Comment procéder-t-il pour ce faire ? Il lance des opérations sur l’ensemble de l’offre et de la demande sans pour autant, dans la plupart des cas, véritablement acheter ni vendre : la quasi-totalité de ces opérations seront annulées, dans la mesure où leur finalité n’est pas une transaction, mais simplement la collecte des informations qui lui permettront de constituer sa carte du marché. (64).

Prométhée, lui, est ce héros qui aima assez les hommes pour leur donner en même temps le feu et la liberté, les techniques et les arts. L’humanité, aujourd’hui, n’a besoin et ne se soucie que de techniques. Elle se révolte dans ses machines, elle tient l’art et ce qu’il suppose pour un obstacle et un signe de servitude.

Albert Camus, Prométhée aux Enfers

[Accepterions-nous de monter dans un avion sans pilote ? Pour la plupart d’entre nous certainement, non ! Mais, sans que la plupart d’entre nous le sachions, et dans une société où l’existence des individus repose sur « l’argent », le nôtre est embarqué dans des drones pour survoler des territoires que ceux qui les ont lancés ignorent puisque ce sont ses drones qui, en volant, élabore les cartes. Baudrillard nous disait que la carte précède le territoire. Aujourd’hui, les algos survolent des territoires qui n’existent pas et dont ils établiront la carte ! Il est encore important aujourd’hui, peut-être, de craindre confier l’argent de ma caisse de retraite un algos, mais quelle importance, demain, puisque l’algos aura supprimée l’emploi qui permettait de concevoir la caisse de retraite, au moins celle des humains qui opéraient à la Bourse.]

Le 6 mai 2010 eut lieu sur les marchés américains au comptant et à terme ce qu’on appela le flash crash : le « krach éclair », dénommé ainsi parce qu’il fut de courte durée et put être interrompu.
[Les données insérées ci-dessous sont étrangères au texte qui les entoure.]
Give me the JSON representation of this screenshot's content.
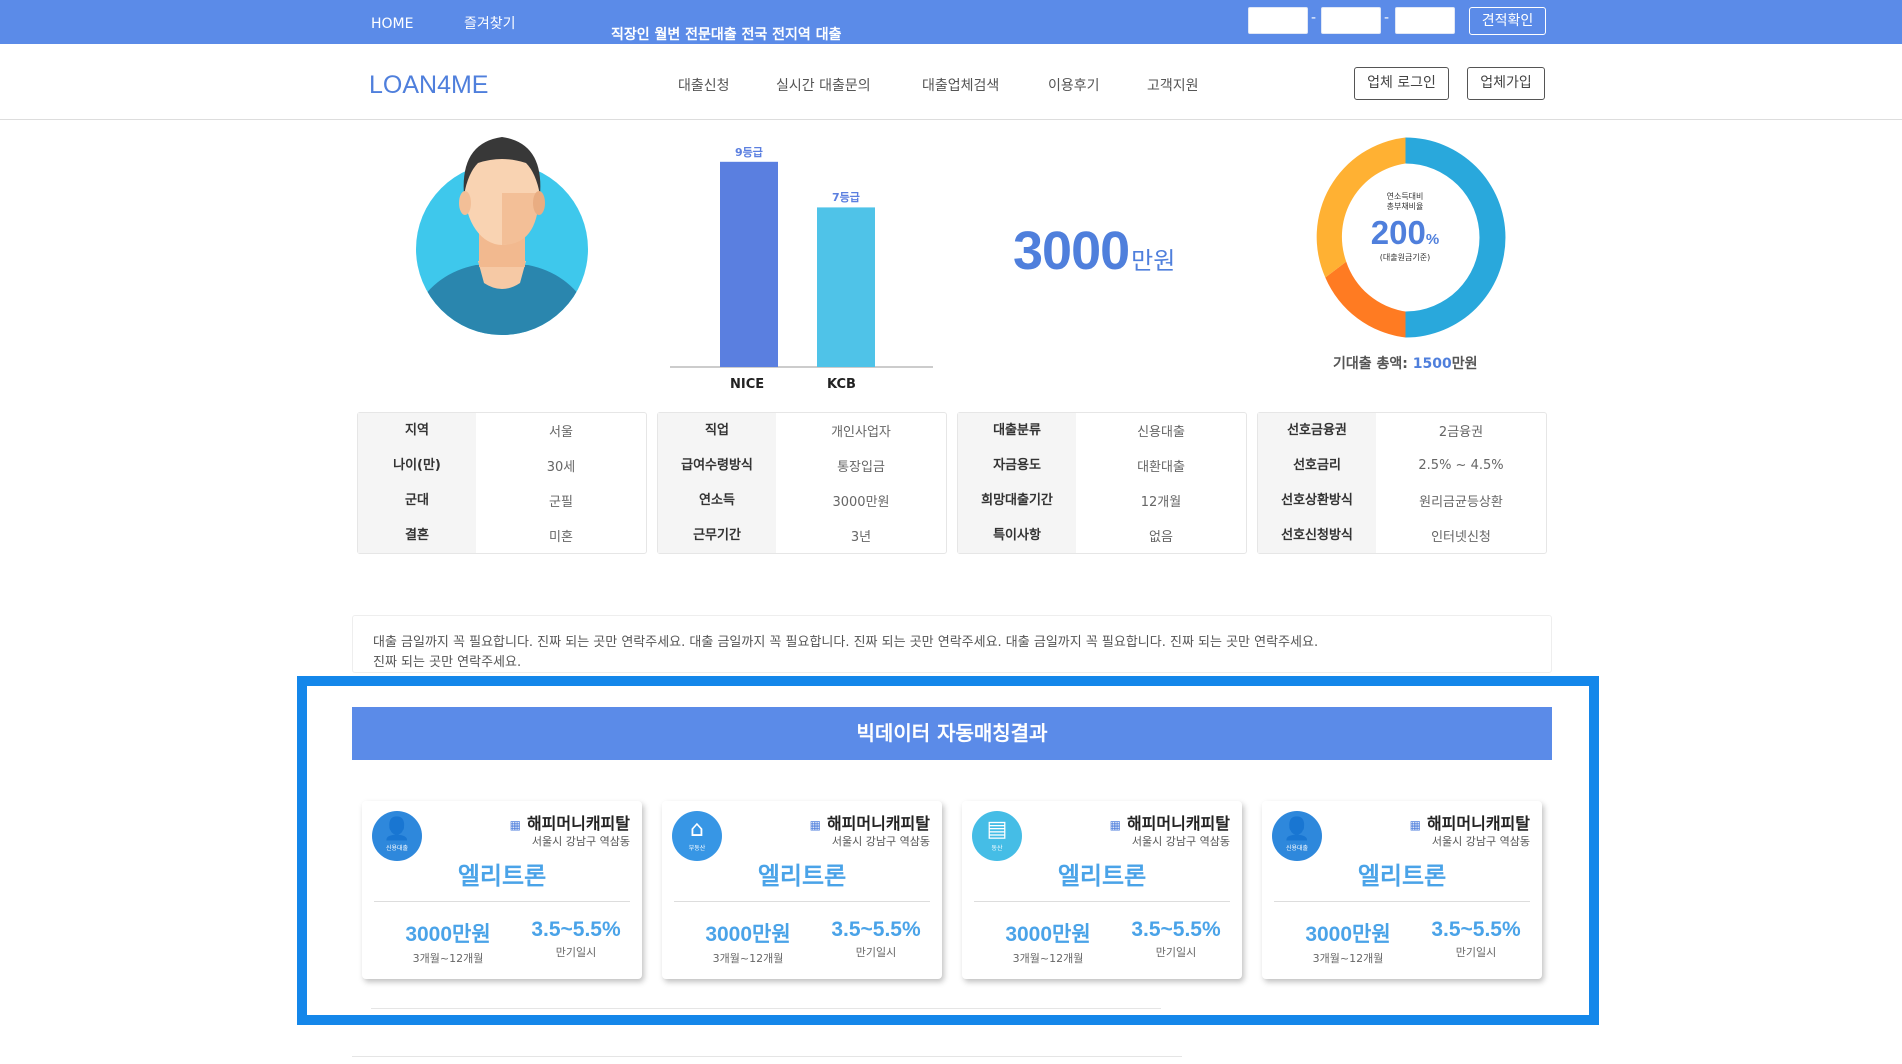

Voici quelques chiffres relatifs à ce moment décisif qui consista en une période de 14 secondes seulement durant laquelle 27 000 opérations furent effectués, soit près de 2000 à la seconde. C’est 27 000 opérations ne débouchèrent que sur 200 transactions effectives, soit 200 achats et ventes véritables. La différence, les 26 800 opérations annulées, avait essentiellement pour but de permettre à l’automate de cartographier l’univers des ordres d’achat et de vente potentiels existants. (64-65).

 […] : D’autres opérations par des algos visent uniquement à encombrer le marché pour faciliter leurs propres transactions. (65)

En conséquence, les automates se trompent beaucoup plus rarement dans les décisions à prendre que ne le faisaient les opérateurs humains autrefois. […] […] Si un algo trouve en face de lui un algo de sophistication égale, la situation s’équilibre nécessairement, jusqu’à ce que l’un de développer de nouvelles stratégies plus efficaces. (65).

© Scott Hilburn 

Les signes d’une telle escalade sont aujourd’hui nettement visibles. La firme Nanex, qui collecte les données relatives aux opérations de marché, a mis le phénomène en évidence en septembre 2011 quand elle a calculé le nombre d’opérations nécessaires pour que des transactions – c’est-à-dire des échanges effectifs – d’un montant équivalent à 10 000 $ aient lieu. En 2007, un nombre d’opérations situé entre 1 et 10 était nécessaire ; l’année suivante, le nombre dépassait les 10 ; en 2009, il en fallait env. 20, et en 2010 l’on atteignait les 30 opérations nécessaires pour échanger 10 000 $. En septembre 2011, à l’époque où l’étude a été réalisée par Nanex, le chiffre avait atteint les 70 opérations. Le neuf cent 2011, il fallut à certains moments de la journée – par exemple aux alentours de 11 heures – 80 à 90 opérations pour échanger 10 000 $.

Si Nanex avait pris la peine de rassembler ces chiffres, c’était pour attirer l’attention sur le fait que les algos sont petit à petit, par leur politique d’opérations annulées, en train de paralyser la cotation du prix des actions en bourse. (65-66).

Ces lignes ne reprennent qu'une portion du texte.